When CEO Nico Leone started at the station two years ago, “it was pretty obvious that KERA wasn’t doing enough in Fort Worth from a news perspective,” he said.
After the Fort Worth Report began publishing news coverage in early 2021, KERA leaders “decided rather than trying to grow our presence on our own, it was a great opportunity to collaborate, to support their growth, and to try to find ways to work together towards a shared goal of more good local reporters on the ground in a community that had really seen a pretty profound loss of local journalism,” Leone said.
In its first year the Fort Worth Report has built up a team of about 18 staff. The digital news outlet covers city and county government, schools, healthcare, business, and arts and culture in Tarrant County.
”Our collaboration with KERA helps the Fort Worth Report share the story of the nation’s second-fastest-growing city with all of North Texas, the rest of the state and nation,” Chris Cobler, CEO and publisher, said in a press release. “Public media also serves as a good model for the financial sustainability our nonprofit, nonpartisan news organization is working to achieve.”
With the partnership, KERA sees an opportunity “to start bringing some of the content that they’re creating into our other channels and hearing more voices, getting more stories from Fort Worth while at the same time supporting their growth,” Leone said.
KERA is providing audio training in spot news so the Report staff will be able to file stories for KERA newscasts, Leone said.
To facilitate content sharing, KERA hired Juan Antonio Ramos as collaborations editor who will work as a liaison between the two newsrooms. KERA also provided funding for a journalist for the Report to focus on government accountability.
One goal of the partnership is to reduce reporting redundancies in order to “widen North Texans’ access to local news,” according to the release.

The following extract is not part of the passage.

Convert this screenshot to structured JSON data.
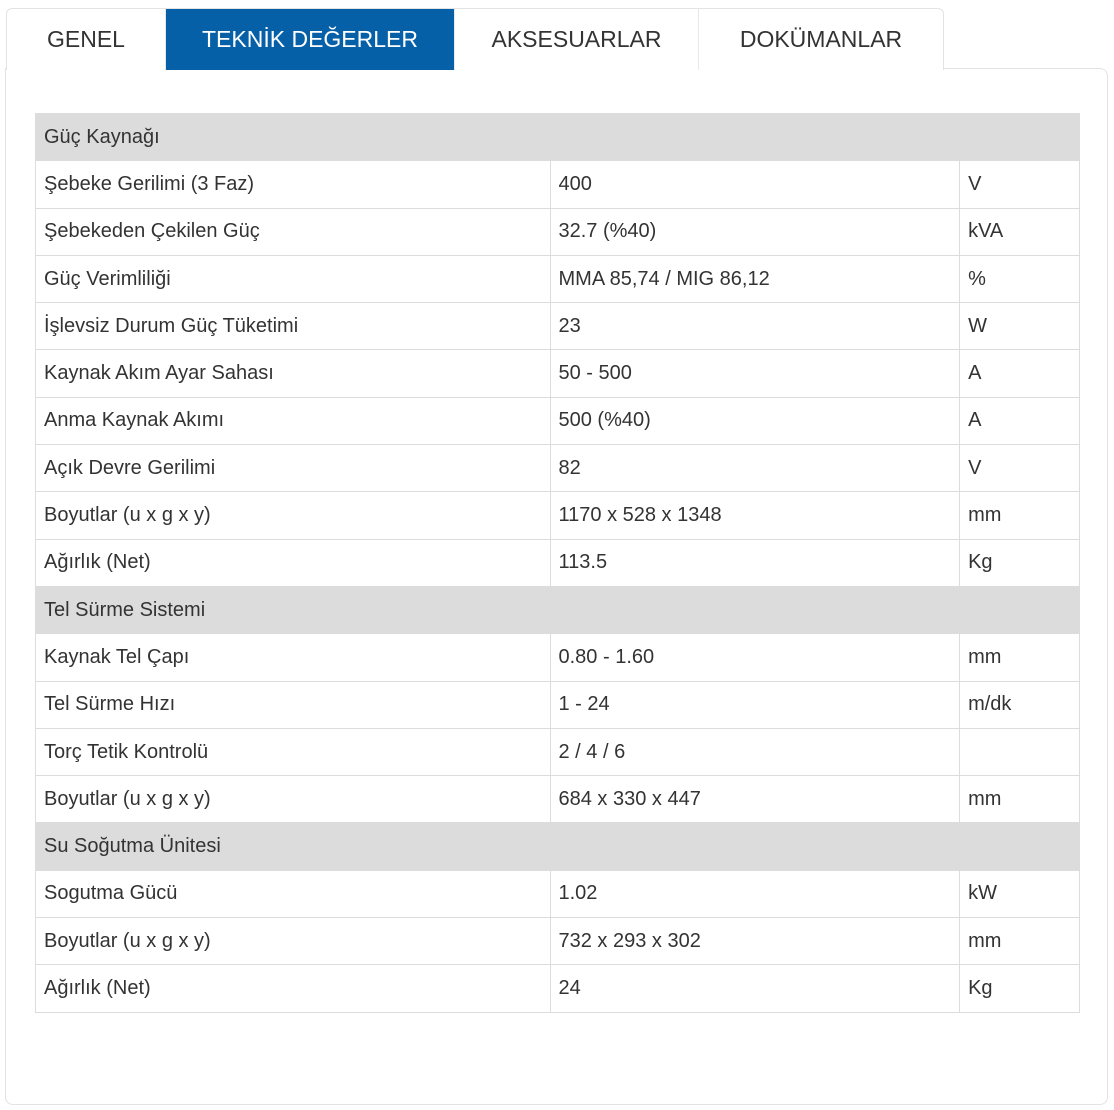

“There’s a lot of opportunity for us to think about how we grow together, how we reach new audiences, how we reach more diverse audiences, how we connect to people who might not have a good, trusted local news service and frankly, how to fundraise together,” Leone said. As a public media organization, more good local journalism is a goal “we should be pursuing … whether it’s by growing our staff, by collaborating with others, or preferably both.”
The editorial partnership is part of the station’s “broader strategy of collaborating with all different types of organizations,” Leone said. The station recently announced a pending deal to take over management of a classical music station owned by the Dallas city government.
Editor’s note: This article has been revised to correct Cobler’s statement describing Fort Worth as the nation’s fastest growing city. Fort Worth is the second-fastest growing city.